Nothing is still the same after the launch of the Hubble. I am waiting for the Webb and I hope the world is not going down the drain before we have not had the chance to see what after its launch in 2021 will come to our eyes.
Since Calanish, we and I have come a long way.
The Druid from Eglantiers.
PS If you do not mind, I would attach our exchange of thoughts to my post. Many of my posts or articles are not open to public comments because I am worried that I would not be able to really respond to contributions in the way they deserve it. A new full time job? A new career? I am afraid so and have to avoid it. Perhaps I should shut up and not publish anything.
From Judith
… This revolution revolves too opaquely for me. Andrew pointed out and I.used in last book what Picabia the dada artist said ‘our heads are round so our thoughts can change direction’ … trying to get heads round what you say.
yes do use this as addition to your post xxj
To Judith
Dear Round Head. Thank you for the Picabia. It all depends on how you read this text. As a surrealist manifesto by a Dada artist, as a passage out of an unfinished science fiction story by Philip K. Dick, as a chapter from a sequel to Orwell’s 1984, as a blog post by a digital nerd in Chêne-Bougeries, as a string of words created by a computer practising its newly acquired AI faculties or as a simple encouragement to avoid falling by the wayside like the hero in Ken Loach’s film “I, Daniel Blake”. As you know so well behind all strings of words you will find a “round head” doing the stringing and what importance you attribute to the sentences and paragraphs and chapters depends in the end on you as the reader. Authors have all sorts of ideas about their texts and what they are supposed to mean. It is the reader – if it is a critical and sceptical reader – who decides which “direction” to take. This reader will also decide if a text should be taken seriously because it might be trying to “change” established paths and point at something which should not be ignored or stay unknown.
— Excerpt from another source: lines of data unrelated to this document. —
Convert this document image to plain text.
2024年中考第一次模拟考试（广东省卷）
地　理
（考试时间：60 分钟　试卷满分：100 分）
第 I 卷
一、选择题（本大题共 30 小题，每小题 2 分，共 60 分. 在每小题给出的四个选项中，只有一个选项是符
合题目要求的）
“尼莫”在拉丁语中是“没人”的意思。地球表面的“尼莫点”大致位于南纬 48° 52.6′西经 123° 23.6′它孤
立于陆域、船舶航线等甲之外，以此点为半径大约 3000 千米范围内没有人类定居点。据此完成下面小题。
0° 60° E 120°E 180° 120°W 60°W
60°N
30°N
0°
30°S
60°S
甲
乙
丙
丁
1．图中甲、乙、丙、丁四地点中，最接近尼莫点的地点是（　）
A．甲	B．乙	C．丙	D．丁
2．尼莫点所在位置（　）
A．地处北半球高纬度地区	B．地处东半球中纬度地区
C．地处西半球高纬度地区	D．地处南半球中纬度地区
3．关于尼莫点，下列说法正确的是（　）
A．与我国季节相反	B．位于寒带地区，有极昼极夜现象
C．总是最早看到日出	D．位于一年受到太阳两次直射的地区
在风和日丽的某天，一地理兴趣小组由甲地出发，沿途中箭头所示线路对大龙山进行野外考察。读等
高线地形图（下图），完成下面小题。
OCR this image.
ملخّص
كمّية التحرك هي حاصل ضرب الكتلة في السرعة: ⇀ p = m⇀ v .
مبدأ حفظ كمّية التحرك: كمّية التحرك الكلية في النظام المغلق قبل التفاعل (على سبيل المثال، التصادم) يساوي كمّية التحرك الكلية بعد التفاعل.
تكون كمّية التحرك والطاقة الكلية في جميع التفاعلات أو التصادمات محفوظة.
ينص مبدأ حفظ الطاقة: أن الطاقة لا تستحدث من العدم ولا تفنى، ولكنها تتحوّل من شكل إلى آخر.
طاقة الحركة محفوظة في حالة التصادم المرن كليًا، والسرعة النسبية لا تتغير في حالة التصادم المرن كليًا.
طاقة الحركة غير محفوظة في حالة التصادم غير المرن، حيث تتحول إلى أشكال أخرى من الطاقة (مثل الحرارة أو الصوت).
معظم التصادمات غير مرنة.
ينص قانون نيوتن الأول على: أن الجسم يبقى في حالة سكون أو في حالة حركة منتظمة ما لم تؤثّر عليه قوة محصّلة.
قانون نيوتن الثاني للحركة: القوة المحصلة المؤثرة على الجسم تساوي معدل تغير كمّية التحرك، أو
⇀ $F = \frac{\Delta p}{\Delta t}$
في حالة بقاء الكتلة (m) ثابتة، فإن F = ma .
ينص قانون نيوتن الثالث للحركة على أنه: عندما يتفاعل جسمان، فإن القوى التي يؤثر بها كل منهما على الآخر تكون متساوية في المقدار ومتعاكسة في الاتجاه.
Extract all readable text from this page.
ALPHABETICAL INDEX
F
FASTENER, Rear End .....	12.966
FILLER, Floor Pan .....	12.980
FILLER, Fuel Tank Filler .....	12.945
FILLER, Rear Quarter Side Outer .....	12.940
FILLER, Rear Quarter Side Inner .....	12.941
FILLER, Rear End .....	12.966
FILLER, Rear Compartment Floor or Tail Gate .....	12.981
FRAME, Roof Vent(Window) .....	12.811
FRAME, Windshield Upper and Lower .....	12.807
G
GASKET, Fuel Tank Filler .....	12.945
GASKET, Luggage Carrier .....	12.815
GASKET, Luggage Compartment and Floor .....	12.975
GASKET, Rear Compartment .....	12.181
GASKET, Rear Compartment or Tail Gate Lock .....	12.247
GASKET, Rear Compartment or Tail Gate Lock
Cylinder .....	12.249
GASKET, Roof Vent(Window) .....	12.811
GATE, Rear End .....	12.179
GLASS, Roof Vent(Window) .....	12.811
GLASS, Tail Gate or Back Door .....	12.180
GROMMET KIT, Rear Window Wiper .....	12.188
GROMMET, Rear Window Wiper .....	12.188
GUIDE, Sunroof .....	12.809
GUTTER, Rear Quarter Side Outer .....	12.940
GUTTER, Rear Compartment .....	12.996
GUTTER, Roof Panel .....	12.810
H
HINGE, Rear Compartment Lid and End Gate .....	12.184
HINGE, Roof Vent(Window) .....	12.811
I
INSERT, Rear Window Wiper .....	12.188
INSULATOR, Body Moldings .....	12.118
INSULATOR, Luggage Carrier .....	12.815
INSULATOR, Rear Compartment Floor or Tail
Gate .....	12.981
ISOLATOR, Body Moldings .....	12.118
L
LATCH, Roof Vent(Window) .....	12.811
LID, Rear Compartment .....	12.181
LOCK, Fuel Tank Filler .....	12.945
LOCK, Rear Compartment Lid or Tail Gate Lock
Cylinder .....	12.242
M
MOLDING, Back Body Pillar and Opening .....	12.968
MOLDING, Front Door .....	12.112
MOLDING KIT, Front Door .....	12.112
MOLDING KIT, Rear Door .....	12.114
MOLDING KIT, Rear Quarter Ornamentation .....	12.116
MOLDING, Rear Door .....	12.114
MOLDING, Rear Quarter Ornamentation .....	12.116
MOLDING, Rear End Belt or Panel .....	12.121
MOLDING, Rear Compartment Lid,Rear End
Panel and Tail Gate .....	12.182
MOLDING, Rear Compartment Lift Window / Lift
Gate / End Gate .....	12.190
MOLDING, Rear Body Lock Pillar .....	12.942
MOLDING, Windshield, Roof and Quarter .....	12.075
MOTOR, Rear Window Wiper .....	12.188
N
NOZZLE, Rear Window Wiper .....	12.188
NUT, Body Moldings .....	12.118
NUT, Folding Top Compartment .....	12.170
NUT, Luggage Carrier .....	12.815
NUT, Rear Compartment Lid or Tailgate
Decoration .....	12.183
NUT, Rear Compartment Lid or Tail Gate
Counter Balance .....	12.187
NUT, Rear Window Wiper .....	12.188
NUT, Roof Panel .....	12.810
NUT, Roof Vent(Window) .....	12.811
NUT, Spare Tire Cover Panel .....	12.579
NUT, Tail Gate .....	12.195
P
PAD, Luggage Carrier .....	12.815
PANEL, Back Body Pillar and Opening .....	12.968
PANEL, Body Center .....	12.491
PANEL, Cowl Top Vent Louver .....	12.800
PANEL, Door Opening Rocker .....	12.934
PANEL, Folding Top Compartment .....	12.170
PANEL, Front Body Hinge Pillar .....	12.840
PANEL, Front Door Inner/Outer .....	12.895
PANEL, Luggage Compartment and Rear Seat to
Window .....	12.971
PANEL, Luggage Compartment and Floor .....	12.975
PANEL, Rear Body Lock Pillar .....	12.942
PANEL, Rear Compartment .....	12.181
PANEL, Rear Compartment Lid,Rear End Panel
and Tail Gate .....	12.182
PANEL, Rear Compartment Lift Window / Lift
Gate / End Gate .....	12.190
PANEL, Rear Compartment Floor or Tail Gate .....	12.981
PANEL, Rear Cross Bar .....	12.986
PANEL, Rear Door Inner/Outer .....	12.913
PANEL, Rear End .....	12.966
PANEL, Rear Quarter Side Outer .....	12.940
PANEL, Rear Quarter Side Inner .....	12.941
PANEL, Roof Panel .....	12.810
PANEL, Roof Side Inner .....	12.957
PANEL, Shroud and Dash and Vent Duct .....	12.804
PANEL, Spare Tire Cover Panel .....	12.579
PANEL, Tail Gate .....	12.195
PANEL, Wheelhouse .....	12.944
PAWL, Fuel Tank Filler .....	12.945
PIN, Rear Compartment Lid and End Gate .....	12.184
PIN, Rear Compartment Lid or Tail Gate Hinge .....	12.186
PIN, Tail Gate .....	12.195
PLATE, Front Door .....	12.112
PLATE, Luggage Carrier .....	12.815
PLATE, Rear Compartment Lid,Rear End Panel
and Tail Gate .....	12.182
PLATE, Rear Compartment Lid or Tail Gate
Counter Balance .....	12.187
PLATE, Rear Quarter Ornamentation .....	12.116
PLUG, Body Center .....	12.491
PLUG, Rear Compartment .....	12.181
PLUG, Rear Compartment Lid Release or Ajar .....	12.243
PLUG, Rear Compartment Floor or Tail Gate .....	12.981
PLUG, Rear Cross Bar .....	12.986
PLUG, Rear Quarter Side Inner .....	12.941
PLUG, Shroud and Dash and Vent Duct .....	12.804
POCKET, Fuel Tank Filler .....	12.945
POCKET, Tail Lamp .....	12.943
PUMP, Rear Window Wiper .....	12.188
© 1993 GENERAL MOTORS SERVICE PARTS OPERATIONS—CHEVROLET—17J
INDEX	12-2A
The fact that we do not like something or it does not interest us does not mean it is not governing our lives. Can we afford not knowing?
Thank you very much for having bothered reading my string of words. Take away from it what makes sense to you and stop breaking your round head about something which does not feel helpful. There is much under the sun we do not know or understand, but we might be able to if we bother. “To bother or not to bother … that is the question.”
And thank you particularly for the chance to have a dialogue. This is more important than anything else.